Hochrangige deutsche Delegierte bezogen in Moskau vor Vertretern der Wirtschaft und der Politik Russlands Stellung. Die wichtigsten Themen: Die Bedeutung des Mittelstandes für den bilateralen Handel, „Nord Stream“ und die Zukunft der Energiepolitik sowie Voraussetzungen für das Ende der westlichen Sanktionspolitik. Im Rahmen des Dialogprogramms wurde außerdem das Verbindungsbüro Moskau der Hanns-Seidel-Stiftung dem neuen Leiter Jan Dresel übergeben.

Vom 12. bis 14. April führte die Hanns-Seidel-Stiftung ein wirtschaftspolitisches Dialogprogramm in Moskau durch, an dem auch eine deutsche Delegation mit Bundesminister a.D. Dr. Peter Ramsauer MdB teilnahm.

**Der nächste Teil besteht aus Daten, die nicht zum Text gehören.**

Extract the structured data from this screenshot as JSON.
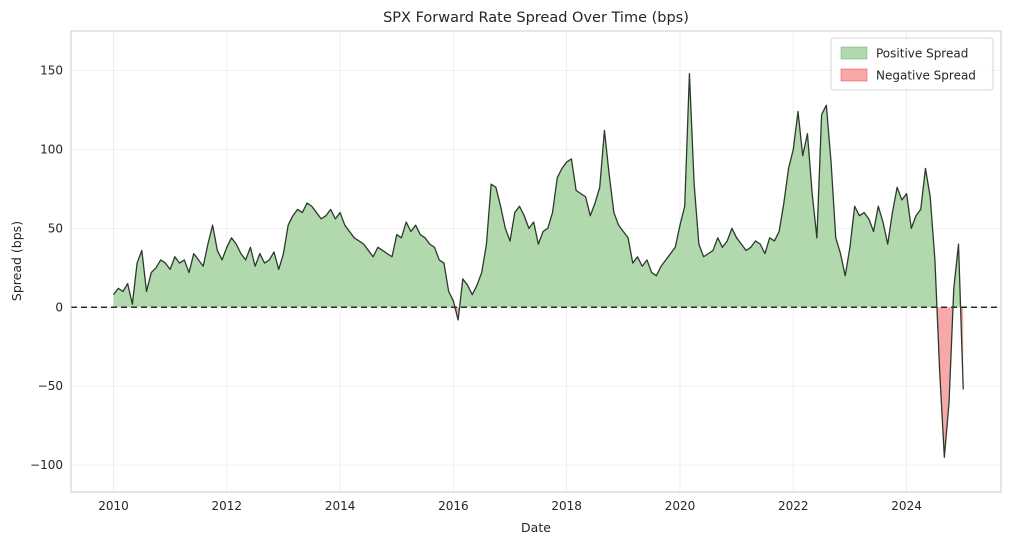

HSS-Vorsitzende Männle lobt Durchführung des Dialogs in Moskau: "Gelegenheit zu einem wegweisenden Erfahrungsaustausch intensiv genutzt"

HSS-Vorsitzende Männle lobt Durchführung des Dialogs in Moskau: "Gelegenheit zu einem wegweisenden Erfahrungsaustausch intensiv genutzt"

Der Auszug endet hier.